Indeed, during my sophomore year of high school, among the many afflictions of an upper respiratory nature, I was stricken by an affliction similar to Archie’s. Yet, in all honesty, I don't remember the actual illness. Instead, I remember that Christmas break was approaching and that I simply missed the end of the semester. More, those absences brought the total to something like 30 or 40 over the course of November and December. When I returned to school in January, my history class gave me a large, hand-made get-well card. Class time was obviously used to make the glitter-filled keepsake (which I've long since lost), and even at the time, I was embarrassed beyond words. I never actually told anyone why I’d missed so much school, but clearly, I did not have the sort of life-threatening illness they must have imagined. To this day, people from high school probably still believe that I made a remarkable recovery from scarlet fever, cholera, or perhaps lupus.

I think, in large part, I simply didn't have much direction in school. I simply went to school then went skating or sat in my bedroom tapping away at the Nintendo. I wasn't a great student—mainly because I lacked motivation. And, often enough, the idea of staying home watching TV was far more appealing than the notion of walking to school.

The next year, everything changed. I participated in Academic Decathlon, a competition consisting of seven multiple choice tests, an interview, a speech, and a very brief quiz taken in front of an audience—all over the course of two days.

Of course, that activity made missing long stretches of school impossible, so it was well worth it. More, with Academic Decathlon, I actually tried. I became a better writer and more self-confident. Like most people my age, I was accustomed to using the five-paragraph form for an essay. Although I now understand why this technique is taught, and have actually taught it myself at a community college, for some reason, in high school, it never occurred to me that an essay could be written in any other way. As odd as it sounds, I just assumed that you needed five paragraphs to support any kind of thesis. So, when I started writing the speech I was disconcerted to discover that I only needed four paragraphs to convey my thoughts. I panicked. I asked my English teacher for her advice, and she told me that if anyone could do it, I could. And I did. At the ensuing regional competition, I think I earned a gold medal.
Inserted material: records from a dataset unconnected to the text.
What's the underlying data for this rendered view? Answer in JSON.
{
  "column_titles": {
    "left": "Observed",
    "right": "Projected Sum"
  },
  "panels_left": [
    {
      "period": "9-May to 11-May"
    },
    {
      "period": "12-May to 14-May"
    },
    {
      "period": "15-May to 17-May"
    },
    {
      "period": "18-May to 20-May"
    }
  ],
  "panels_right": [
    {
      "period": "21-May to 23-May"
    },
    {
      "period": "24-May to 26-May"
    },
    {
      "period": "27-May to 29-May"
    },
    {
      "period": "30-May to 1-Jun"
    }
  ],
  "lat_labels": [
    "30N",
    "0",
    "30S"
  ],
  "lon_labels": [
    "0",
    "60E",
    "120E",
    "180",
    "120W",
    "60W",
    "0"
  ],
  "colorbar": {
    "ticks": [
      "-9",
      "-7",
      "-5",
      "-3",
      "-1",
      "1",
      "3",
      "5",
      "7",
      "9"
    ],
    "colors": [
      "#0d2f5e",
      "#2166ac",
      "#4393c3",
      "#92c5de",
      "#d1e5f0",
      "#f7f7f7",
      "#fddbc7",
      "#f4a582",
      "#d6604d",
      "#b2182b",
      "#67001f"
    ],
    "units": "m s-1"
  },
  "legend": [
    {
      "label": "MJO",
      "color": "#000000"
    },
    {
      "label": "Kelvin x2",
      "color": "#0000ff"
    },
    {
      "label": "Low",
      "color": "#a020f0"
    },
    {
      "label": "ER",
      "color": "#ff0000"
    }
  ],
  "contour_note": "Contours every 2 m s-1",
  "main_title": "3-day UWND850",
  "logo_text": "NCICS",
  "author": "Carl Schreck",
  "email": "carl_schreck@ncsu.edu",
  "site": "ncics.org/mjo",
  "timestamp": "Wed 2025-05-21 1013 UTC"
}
I think, at the time, it was exhilarating that such a task could be executed differently, that I could, if you will, break the "rules" about essay writing I'd learned and still compose something that was effective.
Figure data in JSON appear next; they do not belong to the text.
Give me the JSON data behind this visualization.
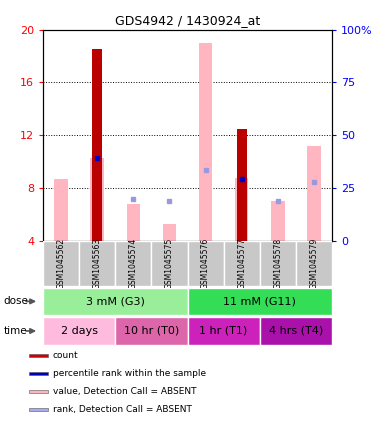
{
  "title": "GDS4942 / 1430924_at",
  "samples": [
    "GSM1045562",
    "GSM1045563",
    "GSM1045574",
    "GSM1045575",
    "GSM1045576",
    "GSM1045577",
    "GSM1045578",
    "GSM1045579"
  ],
  "red_bars": [
    0,
    18.5,
    0,
    0,
    0,
    12.5,
    0,
    0
  ],
  "pink_bars": [
    8.7,
    10.3,
    6.8,
    5.3,
    19.0,
    8.8,
    7.0,
    11.2
  ],
  "blue_dots": [
    0,
    10.3,
    0,
    0,
    0,
    8.7,
    0,
    0
  ],
  "light_blue_dots": [
    0,
    0,
    7.2,
    7.0,
    9.4,
    0,
    7.0,
    8.5
  ],
  "ylim_left": [
    4,
    20
  ],
  "ylim_right": [
    0,
    100
  ],
  "yticks_left": [
    4,
    8,
    12,
    16,
    20
  ],
  "yticks_right": [
    0,
    25,
    50,
    75,
    100
  ],
  "ytick_labels_right": [
    "0",
    "25",
    "50",
    "75",
    "100%"
  ],
  "red_bar_width": 0.28,
  "pink_bar_width": 0.38,
  "dose_groups": [
    {
      "label": "3 mM (G3)",
      "start": 0,
      "end": 4,
      "color": "#99EE99"
    },
    {
      "label": "11 mM (G11)",
      "start": 4,
      "end": 8,
      "color": "#33DD55"
    }
  ],
  "time_colors": [
    "#FFBBDD",
    "#DD66AA",
    "#CC22BB",
    "#AA11AA"
  ],
  "time_groups": [
    {
      "label": "2 days",
      "start": 0,
      "end": 2
    },
    {
      "label": "10 hr (T0)",
      "start": 2,
      "end": 4
    },
    {
      "label": "1 hr (T1)",
      "start": 4,
      "end": 6
    },
    {
      "label": "4 hrs (T4)",
      "start": 6,
      "end": 8
    }
  ],
  "legend_colors": [
    "#CC0000",
    "#0000BB",
    "#FFB6C1",
    "#AAAAEE"
  ],
  "legend_labels": [
    "count",
    "percentile rank within the sample",
    "value, Detection Call = ABSENT",
    "rank, Detection Call = ABSENT"
  ],
  "sample_box_color": "#C8C8C8",
  "grid_linestyle": "dotted",
  "left_tick_color": "red",
  "right_tick_color": "blue"
}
Indeed, much of what is taught about writing is based on rules. To begin with, you learn the basics of grammar and sentence construction. You learn that fragments should be avoided at all costs. You learn that all paragraphs need a topic sentence. You learn that an essay consists of five paragraphs. But, eventually, you learn that all of these rules can—and should—be broken.

Poetry is no different. If you study poetry in a workshop setting, you'll learn the imagistic credo to "show, don't tell." You'll learn to position your speakers in specific settings. You'll learn to avoid mixed metaphors. You'll learn how to write metronomic sonnets or villanelles with feet that fall perfectly along an iambic path.

At some point, after you've learned all these rules, you'll notice that Emily Dickinson sometimes mixed metaphors to stunning effect. You'll notice that, sometimes, as in the work of Ashbery, and sometimes Stevens, abstract language can convey ideas that simply can't be communicated through the accumulation of details. More, you'll notice that much of the auditory beauty of Shakespeare's sonnets comes from subtle variations within the meter.

To me, those rules are a bit like that meter. For the most part, I abide by what I’ve been taught. I realize, that like Archie’s crate, those rules are designed to keep me safe, comfortable, and out of trouble. But, like Archie, much of the time, I want to break out, run around the house, and tear things up.